Sunday 8 September 2013

The Luminaries by Eleanor Catton



Eleanor Catton came to prominence with her 2007 debut, The Rehearsal, which won international acclaim, and was awarded The Betty Trask Award, and a long-listing for the Orange Prize in 2010.  There was, then, high expectation for her second novel.  Before it had even been published in the UK, that second novel, The Luminaries, had been long-listed for the Man Booker Prize 2013.  Coming in at over 800 pages, The Luminaries is a complex, multi-layered novel that owes a debt to both Dickens and Wilkie Collins, but yet feels fresh, thrilling and very modern despite its 1860s setting.



Opening in January 1866, Walter Moody has just disembarked off Godspeed, a barque that has bought him to Hokitika on the west coast of New Zealand where a gold rush is forcing towns to spring out of the barren landscape.  He checks into the Crown Hotel where, unbeknown to him, 12 men have gathered.  As Moody is quietly interrogated, he reveals to men that he can be trusted, and they step forward to discuss their part in a sequence of events that has rocked their world.

Two weeks earlier, a hermit had been discovered dead in his cabin.  On the same night, one of the richest men in town disappears, and a local whore is found insensible on the roadside.  Much of this story fills the first chapter of the novel, which is almost half the novels’ length, as multiple narrators step forward and fill in some blanks, confuse in others, as the truth of what happened that night is slowly revealed. 
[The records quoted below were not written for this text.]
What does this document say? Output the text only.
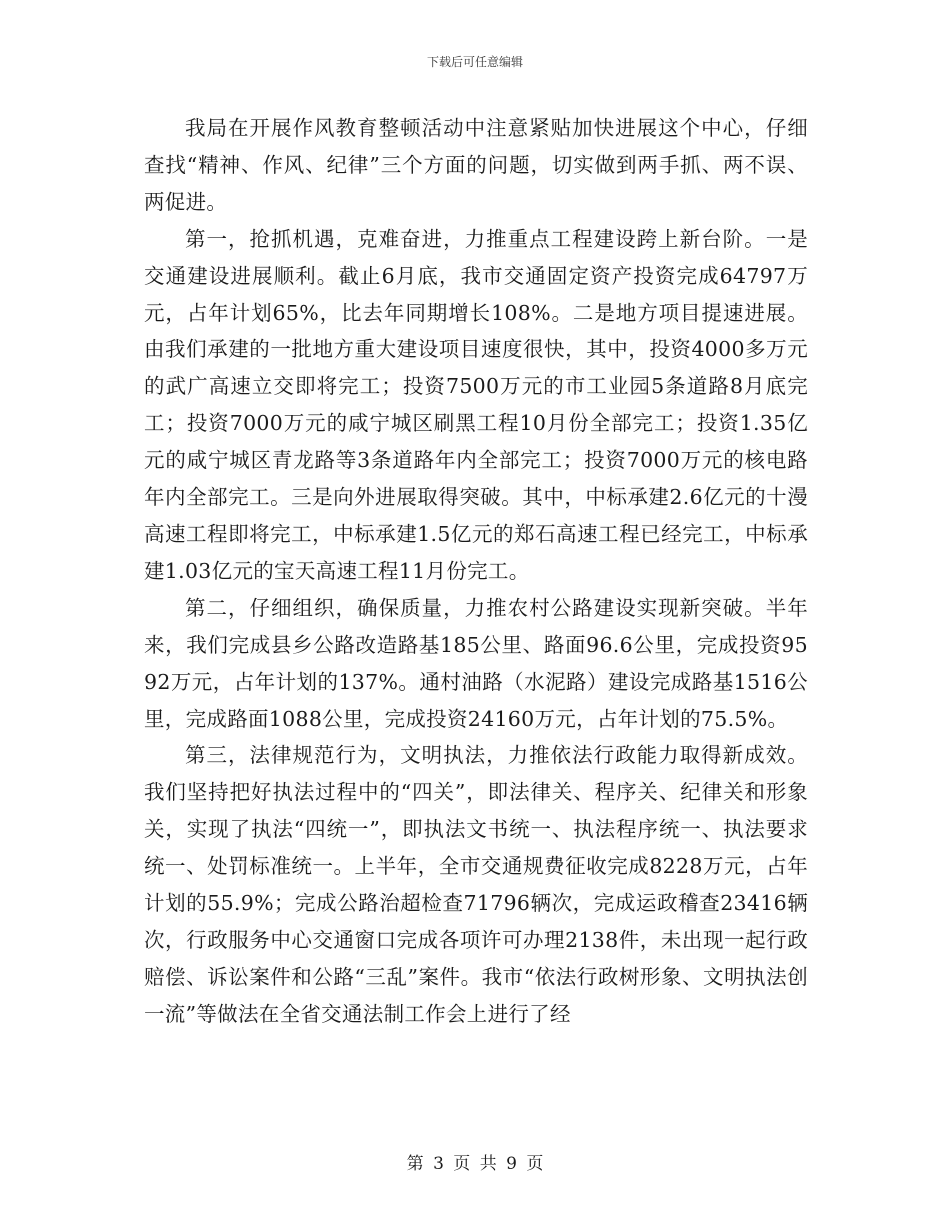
下载后可任意编辑

我局在开展作风教育整顿活动中注意紧贴加快进展这个中心，仔细查找“精神、作风、纪律”三个方面的问题，切实做到两手抓、两不误、两促进。

第一，抢抓机遇，克难奋进，力推重点工程建设跨上新台阶。一是交通建设进展顺利。截止6月底，我市交通固定资产投资完成64797万元，占年计划65%，比去年同期增长108%。二是地方项目提速进展。由我们承建的一批地方重大建设项目速度很快，其中，投资4000多万元的武广高速立交即将完工；投资7500万元的市工业园5条道路8月底完工；投资7000万元的咸宁城区刷黑工程10月份全部完工；投资1.35亿元的咸宁城区青龙路等3条道路年内全部完工；投资7000万元的核电路年内全部完工。三是向外进展取得突破。其中，中标承建2.6亿元的十漫高速工程即将完工，中标承建1.5亿元的郑石高速工程已经完工，中标承建1.03亿元的宝天高速工程11月份完工。

第二，仔细组织，确保质量，力推农村公路建设实现新突破。半年来，我们完成县乡公路改造路基185公里、路面96.6公里，完成投资9592万元，占年计划的137%。通村油路（水泥路）建设完成路基1516公里，完成路面1088公里，完成投资24160万元，占年计划的75.5%。

第三，法律规范行为，文明执法，力推依法行政能力取得新成效。我们坚持把好执法过程中的“四关”，即法律关、程序关、纪律关和形象关，实现了执法“四统一”，即执法文书统一、执法程序统一、执法要求统一、处罚标准统一。上半年，全市交通规费征收完成8228万元，占年计划的55.9%；完成公路治超检查71796辆次，完成运政稽查23416辆次，行政服务中心交通窗口完成各项许可办理2138件，未出现一起行政赔偿、诉讼案件和公路“三乱”案件。我市“依法行政树形象、文明执法创一流”等做法在全省交通法制工作会上进行了经

第 3 页 共 9 页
There is a lot going on in The Luminaries, but it is testament to Catton’s skill and control over her material that it never becomes hard-going and remains, at all times, utterly engaging.  The scope of her novel is huge: she deals with life in a community torn asunder by gold, power plays, political scandal, passions run wild, betrayal, murder and conspiracies.  It is also a wild book, designed to take you on a thrill ride through a gripping tale.
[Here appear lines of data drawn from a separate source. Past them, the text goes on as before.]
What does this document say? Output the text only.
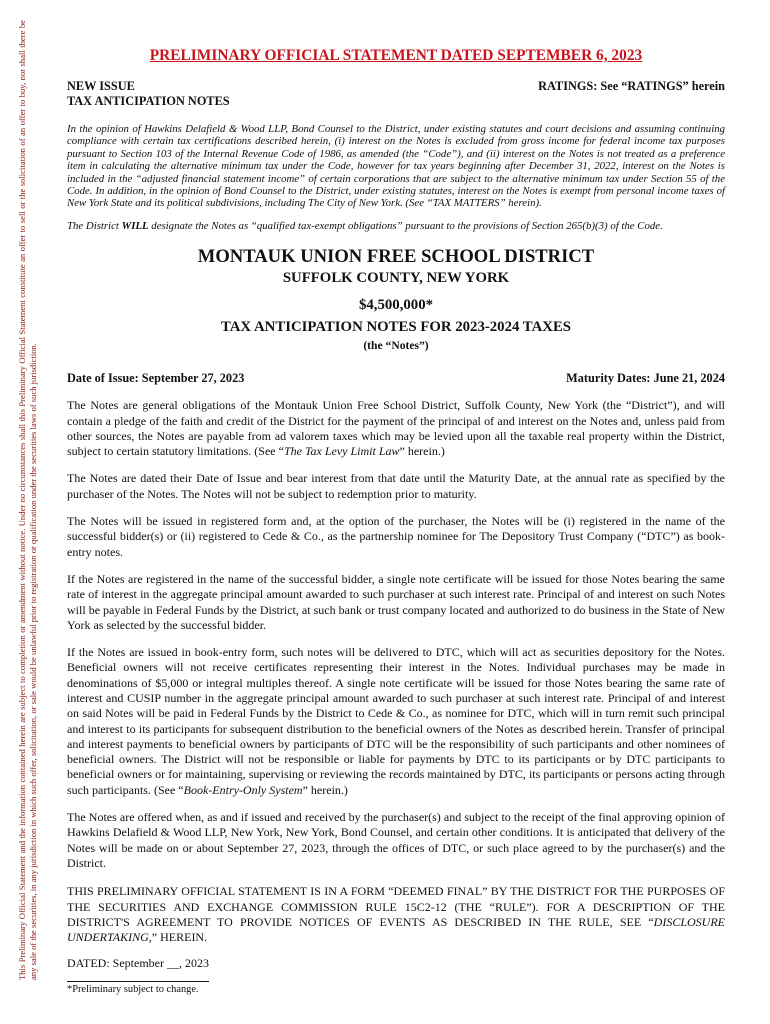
This Preliminary Official Statement and the information contained herein are subject to completion or amendment without notice. Under no circumstances shall this Preliminary Official Statement constitute an offer to sell or the solicitation of an offer to buy, nor shall there be any sale of the securities, in any jurisdiction in which such offer, solicitation, or sale would be unlawful prior to registration or qualification under the securities laws of such jurisdiction.
PRELIMINARY OFFICIAL STATEMENT DATED SEPTEMBER 6, 2023
NEW ISSUE
TAX ANTICIPATION NOTES
RATINGS: See “RATINGS” herein

In the opinion of Hawkins Delafield & Wood LLP, Bond Counsel to the District, under existing statutes and court decisions and assuming continuing compliance with certain tax certifications described herein, (i) interest on the Notes is excluded from gross income for federal income tax purposes pursuant to Section 103 of the Internal Revenue Code of 1986, as amended (the “Code”), and (ii) interest on the Notes is not treated as a preference item in calculating the alternative minimum tax under the Code, however for tax years beginning after December 31, 2022, interest on the Notes is included in the “adjusted financial statement income” of certain corporations that are subject to the alternative minimum tax under Section 55 of the Code. In addition, in the opinion of Bond Counsel to the District, under existing statutes, interest on the Notes is exempt from personal income taxes of New York State and its political subdivisions, including The City of New York. (See “TAX MATTERS” herein).

The District WILL designate the Notes as “qualified tax-exempt obligations” pursuant to the provisions of Section 265(b)(3) of the Code.

MONTAUK UNION FREE SCHOOL DISTRICT
SUFFOLK COUNTY, NEW YORK
$4,500,000*
TAX ANTICIPATION NOTES FOR 2023-2024 TAXES
(the “Notes”)
Date of Issue: September 27, 2023	Maturity Dates: June 21, 2024

The Notes are general obligations of the Montauk Union Free School District, Suffolk County, New York (the “District”), and will contain a pledge of the faith and credit of the District for the payment of the principal of and interest on the Notes and, unless paid from other sources, the Notes are payable from ad valorem taxes which may be levied upon all the taxable real property within the District, subject to certain statutory limitations. (See “The Tax Levy Limit Law” herein.)

The Notes are dated their Date of Issue and bear interest from that date until the Maturity Date, at the annual rate as specified by the purchaser of the Notes. The Notes will not be subject to redemption prior to maturity.

The Notes will be issued in registered form and, at the option of the purchaser, the Notes will be (i) registered in the name of the successful bidder(s) or (ii) registered to Cede & Co., as the partnership nominee for The Depository Trust Company (“DTC”) as book-entry notes.

If the Notes are registered in the name of the successful bidder, a single note certificate will be issued for those Notes bearing the same rate of interest in the aggregate principal amount awarded to such purchaser at such interest rate. Principal of and interest on such Notes will be payable in Federal Funds by the District, at such bank or trust company located and authorized to do business in the State of New York as selected by the successful bidder.

If the Notes are issued in book-entry form, such notes will be delivered to DTC, which will act as securities depository for the Notes. Beneficial owners will not receive certificates representing their interest in the Notes. Individual purchases may be made in denominations of $5,000 or integral multiples thereof. A single note certificate will be issued for those Notes bearing the same rate of interest and CUSIP number in the aggregate principal amount awarded to such purchaser at such interest rate. Principal of and interest on said Notes will be paid in Federal Funds by the District to Cede & Co., as nominee for DTC, which will in turn remit such principal and interest to its participants for subsequent distribution to the beneficial owners of the Notes as described herein. Transfer of principal and interest payments to beneficial owners by participants of DTC will be the responsibility of such participants and other nominees of beneficial owners. The District will not be responsible or liable for payments by DTC to its participants or by DTC participants to beneficial owners or for maintaining, supervising or reviewing the records maintained by DTC, its participants or persons acting through such participants. (See “Book-Entry-Only System” herein.)

The Notes are offered when, as and if issued and received by the purchaser(s) and subject to the receipt of the final approving opinion of Hawkins Delafield & Wood LLP, New York, New York, Bond Counsel, and certain other conditions. It is anticipated that delivery of the Notes will be made on or about September 27, 2023, through the offices of DTC, or such place agreed to by the purchaser(s) and the District.

THIS PRELIMINARY OFFICIAL STATEMENT IS IN A FORM “DEEMED FINAL” BY THE DISTRICT FOR THE PURPOSES OF THE SECURITIES AND EXCHANGE COMMISSION RULE 15C2-12 (THE “RULE”). FOR A DESCRIPTION OF THE DISTRICT'S AGREEMENT TO PROVIDE NOTICES OF EVENTS AS DESCRIBED IN THE RULE, SEE “DISCLOSURE UNDERTAKING,” HEREIN.

DATED: September __, 2023
*Preliminary subject to change.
The Luminaries then is an epic, clever novel, one that attempts to emulate a novelistic form many would say is dead and has no relevance – but proves triumphantly that those big Dickensian style novels can work in the twenty-first century and that they can still have something to say and the power to shock and surprise.  Many contemporary novels attempt to emulate cinema, and feel slimmed down and brief because there is a belief readers no longer have the concentration span for such material.  This feels like one of those novels you have to read, before cinema takes it and dilutes it.  It feels like the antidote to that blithely stupid statement that readers have no concentration span.  The Luminaries is a rare breed, a rare novel, and a beautiful one.

Will it be shortlisted?

I hope that it is.  Writing of this kind is rare and should be treasured, but I fear its scope and range might intimidate.